Ce que le délai protège, ce qu’il ne couvre jamais, et pourquoi il ne faut pas compter sur l’écoulement du temps pour régler une omission.

L’équipe CompareTauxLecture : 5 min

Le principe

Passé un délai de deux ans de mise en vigueur ininterrompue du contrat, l’assureur ne peut plus, en règle générale, invoquer une fausse déclaration ou une réticence pour refuser la prestation. C’est une protection pour l’assuré et ses bénéficiaires.

L’exception de la fraude

Le délai ne s’applique pas en cas de fraude. Une fausse déclaration intentionnelle reste contestable après deux ans; la distinction entre erreur et fraude s’apprécie selon les faits.
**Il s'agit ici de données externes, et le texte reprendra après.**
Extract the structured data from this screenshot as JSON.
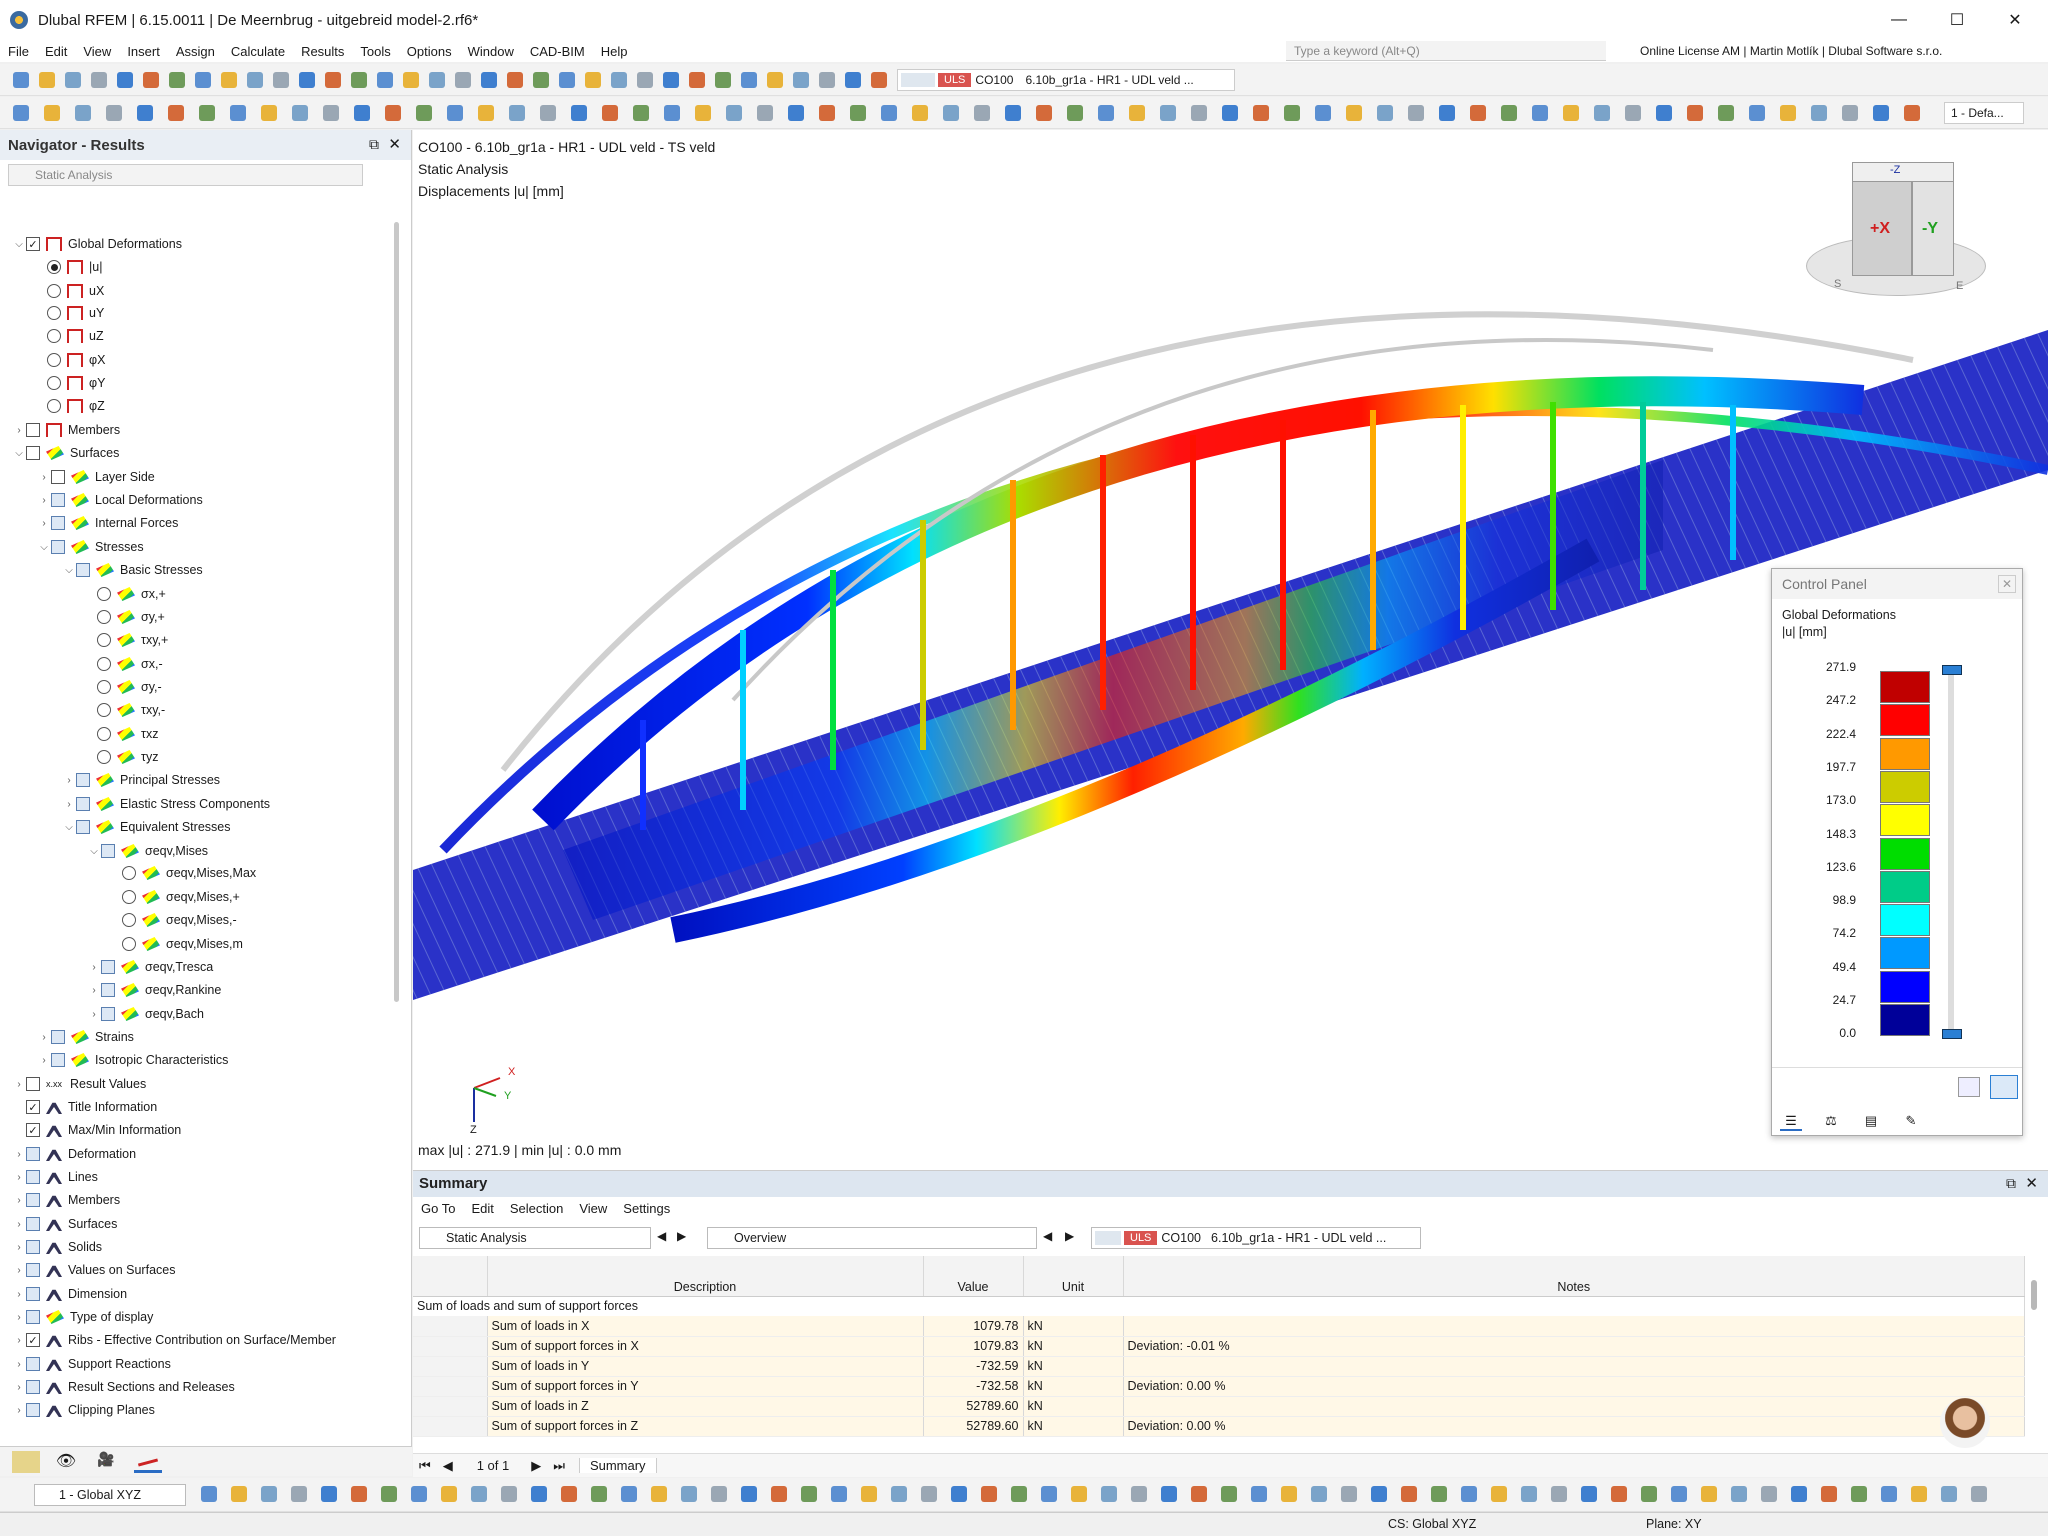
{
  "window": {
    "title": "Dlubal RFEM | 6.15.0011 | De Meernbrug - uitgebreid model-2.rf6*",
    "minimize": "—",
    "maximize": "☐",
    "close": "✕"
  },
  "menu": [
    "File",
    "Edit",
    "View",
    "Insert",
    "Assign",
    "Calculate",
    "Results",
    "Tools",
    "Options",
    "Window",
    "CAD-BIM",
    "Help"
  ],
  "search": {
    "placeholder": "Type a keyword (Alt+Q)"
  },
  "license": "Online License AM | Martin Motlík | Dlubal Software s.r.o.",
  "loadcase": {
    "type": "ULS",
    "code": "CO100",
    "name": "6.10b_gr1a - HR1 - UDL veld ..."
  },
  "navigator": {
    "title": "Navigator - Results",
    "analysis": "Static Analysis",
    "items": [
      {
        "label": "Global Deformations",
        "level": 0,
        "chev": "v",
        "cb": "check",
        "icon": "def"
      },
      {
        "label": "|u|",
        "level": 1,
        "radio": "on",
        "icon": "def"
      },
      {
        "label": "uX",
        "level": 1,
        "radio": "off",
        "icon": "def"
      },
      {
        "label": "uY",
        "level": 1,
        "radio": "off",
        "icon": "def"
      },
      {
        "label": "uZ",
        "level": 1,
        "radio": "off",
        "icon": "def"
      },
      {
        "label": "φX",
        "level": 1,
        "radio": "off",
        "icon": "def"
      },
      {
        "label": "φY",
        "level": 1,
        "radio": "off",
        "icon": "def"
      },
      {
        "label": "φZ",
        "level": 1,
        "radio": "off",
        "icon": "def"
      },
      {
        "label": "Members",
        "level": 0,
        "chev": ">",
        "cb": "empty",
        "icon": "def"
      },
      {
        "label": "Surfaces",
        "level": 0,
        "chev": "v",
        "cb": "empty",
        "icon": "grad"
      },
      {
        "label": "Layer Side",
        "level": 1,
        "chev": ">",
        "cb": "empty",
        "icon": "grad"
      },
      {
        "label": "Local Deformations",
        "level": 1,
        "chev": ">",
        "cb": "part",
        "icon": "grad"
      },
      {
        "label": "Internal Forces",
        "level": 1,
        "chev": ">",
        "cb": "part",
        "icon": "grad"
      },
      {
        "label": "Stresses",
        "level": 1,
        "chev": "v",
        "cb": "part",
        "icon": "grad"
      },
      {
        "label": "Basic Stresses",
        "level": 2,
        "chev": "v",
        "cb": "part",
        "icon": "grad"
      },
      {
        "label": "σx,+",
        "level": 3,
        "radio": "off",
        "icon": "grad"
      },
      {
        "label": "σy,+",
        "level": 3,
        "radio": "off",
        "icon": "grad"
      },
      {
        "label": "τxy,+",
        "level": 3,
        "radio": "off",
        "icon": "grad"
      },
      {
        "label": "σx,-",
        "level": 3,
        "radio": "off",
        "icon": "grad"
      },
      {
        "label": "σy,-",
        "level": 3,
        "radio": "off",
        "icon": "grad"
      },
      {
        "label": "τxy,-",
        "level": 3,
        "radio": "off",
        "icon": "grad"
      },
      {
        "label": "τxz",
        "level": 3,
        "radio": "off",
        "icon": "grad"
      },
      {
        "label": "τyz",
        "level": 3,
        "radio": "off",
        "icon": "grad"
      },
      {
        "label": "Principal Stresses",
        "level": 2,
        "chev": ">",
        "cb": "part",
        "icon": "grad"
      },
      {
        "label": "Elastic Stress Components",
        "level": 2,
        "chev": ">",
        "cb": "part",
        "icon": "grad"
      },
      {
        "label": "Equivalent Stresses",
        "level": 2,
        "chev": "v",
        "cb": "part",
        "icon": "grad"
      },
      {
        "label": "σeqv,Mises",
        "level": 3,
        "chev": "v",
        "cb": "part",
        "icon": "grad"
      },
      {
        "label": "σeqv,Mises,Max",
        "level": 4,
        "radio": "off",
        "icon": "grad"
      },
      {
        "label": "σeqv,Mises,+",
        "level": 4,
        "radio": "off",
        "icon": "grad"
      },
      {
        "label": "σeqv,Mises,-",
        "level": 4,
        "radio": "off",
        "icon": "grad"
      },
      {
        "label": "σeqv,Mises,m",
        "level": 4,
        "radio": "off",
        "icon": "grad"
      },
      {
        "label": "σeqv,Tresca",
        "level": 3,
        "chev": ">",
        "cb": "part",
        "icon": "grad"
      },
      {
        "label": "σeqv,Rankine",
        "level": 3,
        "chev": ">",
        "cb": "part",
        "icon": "grad"
      },
      {
        "label": "σeqv,Bach",
        "level": 3,
        "chev": ">",
        "cb": "part",
        "icon": "grad"
      },
      {
        "label": "Strains",
        "level": 1,
        "chev": ">",
        "cb": "part",
        "icon": "grad"
      },
      {
        "label": "Isotropic Characteristics",
        "level": 1,
        "chev": ">",
        "cb": "part",
        "icon": "grad"
      },
      {
        "label": "Result Values",
        "level": 0,
        "chev": ">",
        "cb": "empty",
        "icon": "xxx"
      },
      {
        "label": "Title Information",
        "level": 0,
        "chev": "",
        "cb": "check",
        "icon": "pin"
      },
      {
        "label": "Max/Min Information",
        "level": 0,
        "chev": "",
        "cb": "check",
        "icon": "pin"
      },
      {
        "label": "Deformation",
        "level": 0,
        "chev": ">",
        "cb": "part",
        "icon": "pin"
      },
      {
        "label": "Lines",
        "level": 0,
        "chev": ">",
        "cb": "part",
        "icon": "pin"
      },
      {
        "label": "Members",
        "level": 0,
        "chev": ">",
        "cb": "part",
        "icon": "pin"
      },
      {
        "label": "Surfaces",
        "level": 0,
        "chev": ">",
        "cb": "part",
        "icon": "pin"
      },
      {
        "label": "Solids",
        "level": 0,
        "chev": ">",
        "cb": "part",
        "icon": "pin"
      },
      {
        "label": "Values on Surfaces",
        "level": 0,
        "chev": ">",
        "cb": "part",
        "icon": "pin"
      },
      {
        "label": "Dimension",
        "level": 0,
        "chev": ">",
        "cb": "part",
        "icon": "pin"
      },
      {
        "label": "Type of display",
        "level": 0,
        "chev": ">",
        "cb": "part",
        "icon": "grad"
      },
      {
        "label": "Ribs - Effective Contribution on Surface/Member",
        "level": 0,
        "chev": ">",
        "cb": "check",
        "icon": "pin"
      },
      {
        "label": "Support Reactions",
        "level": 0,
        "chev": ">",
        "cb": "part",
        "icon": "pin"
      },
      {
        "label": "Result Sections and Releases",
        "level": 0,
        "chev": ">",
        "cb": "part",
        "icon": "pin"
      },
      {
        "label": "Clipping Planes",
        "level": 0,
        "chev": ">",
        "cb": "part",
        "icon": "pin"
      }
    ]
  },
  "viewport": {
    "line1": "CO100 - 6.10b_gr1a - HR1 - UDL veld - TS veld",
    "line2": "Static Analysis",
    "line3": "Displacements |u| [mm]",
    "maxmin": "max |u| : 271.9 | min |u| : 0.0 mm",
    "axes": {
      "x": "X",
      "y": "Y",
      "z": "Z"
    },
    "cube": {
      "x": "+X",
      "y": "-Y",
      "z": "-Z",
      "s": "S",
      "e": "E"
    }
  },
  "control_panel": {
    "title": "Control Panel",
    "subtitle1": "Global Deformations",
    "subtitle2": "|u| [mm]",
    "values": [
      "271.9",
      "247.2",
      "222.4",
      "197.7",
      "173.0",
      "148.3",
      "123.6",
      "98.9",
      "74.2",
      "49.4",
      "24.7",
      "0.0"
    ],
    "colors": [
      "#c00000",
      "#ff0000",
      "#ff9900",
      "#cccc00",
      "#ffff00",
      "#00dd00",
      "#00cc88",
      "#00ffff",
      "#0099ff",
      "#0000ff",
      "#000099"
    ]
  },
  "summary": {
    "title": "Summary",
    "menu": [
      "Go To",
      "Edit",
      "Selection",
      "View",
      "Settings"
    ],
    "analysis": "Static Analysis",
    "overview": "Overview",
    "columns": {
      "description": "Description",
      "value": "Value",
      "unit": "Unit",
      "notes": "Notes"
    },
    "group": "Sum of loads and sum of support forces",
    "rows": [
      {
        "d": "Sum of loads in X",
        "v": "1079.78",
        "u": "kN",
        "n": ""
      },
      {
        "d": "Sum of support forces in X",
        "v": "1079.83",
        "u": "kN",
        "n": "Deviation: -0.01 %"
      },
      {
        "d": "Sum of loads in Y",
        "v": "-732.59",
        "u": "kN",
        "n": ""
      },
      {
        "d": "Sum of support forces in Y",
        "v": "-732.58",
        "u": "kN",
        "n": "Deviation: 0.00 %"
      },
      {
        "d": "Sum of loads in Z",
        "v": "52789.60",
        "u": "kN",
        "n": ""
      },
      {
        "d": "Sum of support forces in Z",
        "v": "52789.60",
        "u": "kN",
        "n": "Deviation: 0.00 %"
      }
    ],
    "pager": "1 of 1",
    "tab": "Summary"
  },
  "bottom": {
    "cs_combo": "1 - Global XYZ",
    "status_cs": "CS: Global XYZ",
    "status_plane": "Plane: XY",
    "right_combo": "1 - Defa..."
  }
}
Ce que le délai ne change pas

Il ne valide pas une exclusion inscrite au contrat. Une exclusion — certains risques, certaines activités — demeure opposable pour toute la durée du contrat, quel que soit le temps écoulé.

La clause de suicide

La plupart des contrats prévoient une période initiale, souvent de deux ans, pendant laquelle le décès par suicide n’est pas couvert ou donne lieu au seul remboursement des primes. Cette clause est distincte du délai de contestation.

Le remplacement remet le compteur à zéro

Annuler un contrat pour en souscrire un nouveau fait repartir le délai, et parfois la clause de suicide. C’est une raison de plus d’examiner un remplacement avec un conseiller inscrit plutôt que de le faire soi-même.